Japan's triple-whammy, earthquake-tsunami-nuclear-power-plant terrors are making America's financial problems pale in comparison.
Every day since the Great Recession set in, Americans have had a chance to repair what ails their country and make things a little better.
Not so for Japan. It's being rocked by successive seismic aftershocks, tsunami warnings and the horrific prospect of a nuclear meltdown—or two or three.
Events there knocked revolution in Libya and protests in Wisconsin down to also-rans in the news.
Japan's cascading disasters have left it unable to do much but lurch from one crisis to another—at record speed.
The world is morbidly mesmerized by what's happening, watching hour by hour and day by day as reports of the damage pile up and the uncertainty of the status of four nuclear reactors is more uncertain with each day that passes.
The shocks are extending far beyond Japan.
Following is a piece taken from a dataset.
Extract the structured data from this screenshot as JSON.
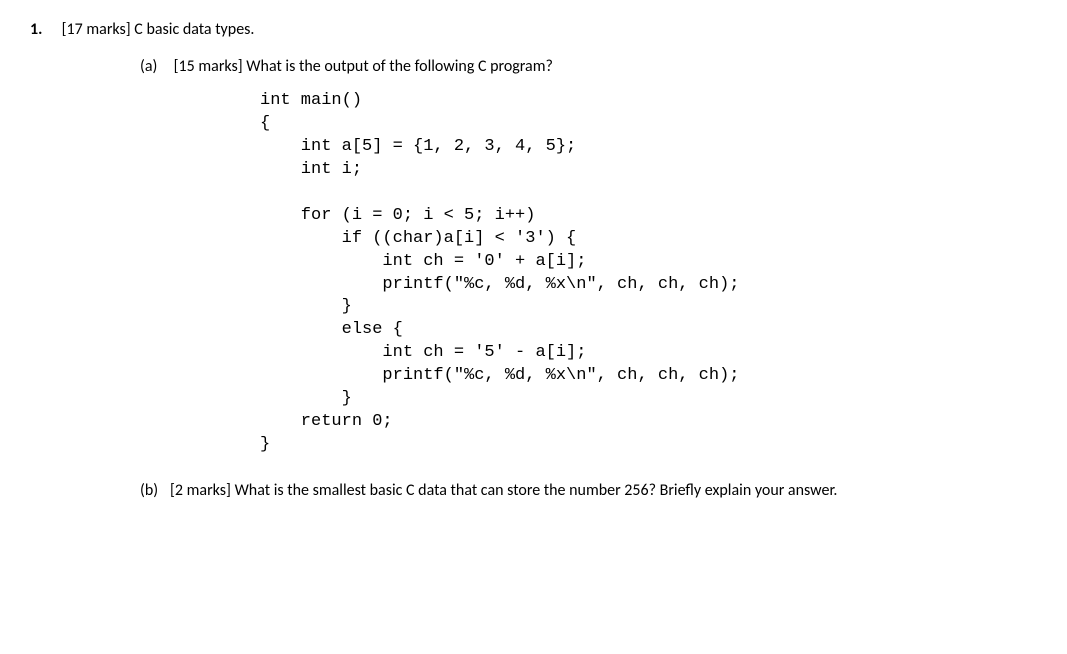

They are creating a worldwide crisis of confidence in nuclear energy just as many in the nuclear-resistant U.S. were getting comfortable with it again.
Watching last-ditch measures being taken to cool overheated reactors has created fissures in communities that were becoming more willing to trust the safety of nuclear power. After all, it's not just any country that's having this problem; it's Japan, which is famous for its engineering skills and technical expertise.
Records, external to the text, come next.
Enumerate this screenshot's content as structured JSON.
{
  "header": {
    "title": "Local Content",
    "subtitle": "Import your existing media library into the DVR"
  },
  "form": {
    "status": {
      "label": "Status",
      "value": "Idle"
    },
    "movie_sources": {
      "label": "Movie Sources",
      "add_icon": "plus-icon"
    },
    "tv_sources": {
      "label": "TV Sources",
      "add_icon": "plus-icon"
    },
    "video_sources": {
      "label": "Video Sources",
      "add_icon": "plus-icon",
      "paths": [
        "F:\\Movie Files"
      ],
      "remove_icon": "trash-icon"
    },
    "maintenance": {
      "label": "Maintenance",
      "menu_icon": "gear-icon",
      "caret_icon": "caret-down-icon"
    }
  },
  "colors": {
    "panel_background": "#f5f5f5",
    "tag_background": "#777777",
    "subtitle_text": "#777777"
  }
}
If the nuclear dominoes can collapse in Japan, can they fall anywhere?
With a fault line running through the Idaho National Laboratory and its collection of reactors and spent nuclear fuel storage outside Idaho Falls, Idaho has as much to be concerned about as anywhere in the world.
The prospect of nuclear disaster in Japan, last year's blowout of the Deepwater Horizon oil rig in the Gulf of Mexico and the deadly West Virginia coal mine explosion are wakeup calls for a world that takes energy so much for granted that nations and individuals behave as if it's a limitless, risk-free resource.
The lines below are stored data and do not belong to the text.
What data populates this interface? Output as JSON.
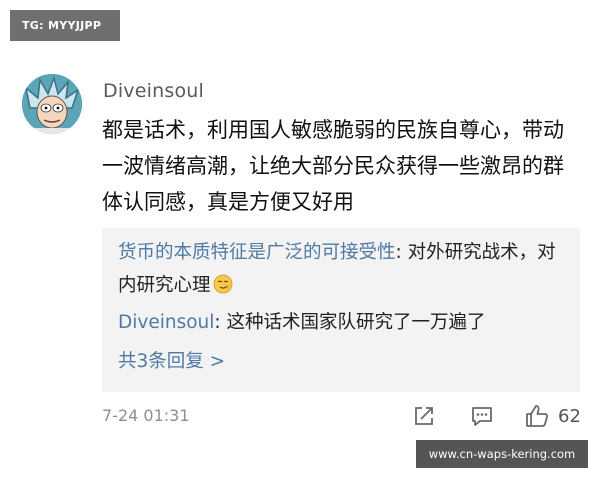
{
  "tag": {
    "text": "TG: MYYJJPP"
  },
  "post": {
    "username": "Diveinsoul",
    "avatar_icon": "cartoon-avatar",
    "text": "都是话术，利用国人敏感脆弱的民族自尊心，带动一波情绪高潮，让绝大部分民众获得一些激昂的群体认同感，真是方便又好用",
    "time": "7-24 01:31",
    "likes": "62"
  },
  "replies": [
    {
      "name": "货币的本质特征是广泛的可接受性",
      "separator": ": ",
      "text": "对外研究战术，对内研究心理",
      "emoji": "smirk-emoji"
    },
    {
      "name": "Diveinsoul",
      "separator": ": ",
      "text": "这种话术国家队研究了一万遍了"
    }
  ],
  "more_replies": "共3条回复 >",
  "icons": {
    "share": "share-icon",
    "comment": "comment-icon",
    "like": "thumbs-up-icon"
  },
  "watermark": "www.cn-waps-kering.com",
  "colors": {
    "link": "#4f7aa3",
    "reply_bg": "#f3f3f3",
    "tag_bg": "#6f6f6f",
    "watermark_bg": "#555555"
  }
}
For most people, energy production and its risks are out of sight and out of mind. But now, it's in our faces.
Inevitably, the dead will be buried, hearings will be held, apologies will be made and changes promised—just long enough for the public's interest to wane.
But if we're a smart species that wants to survive, we won't quickly forget and behave like nothing ever happened.
We'll use this crisis and the fear it's produced to propel us to research, plan and create safe and sustainable energy.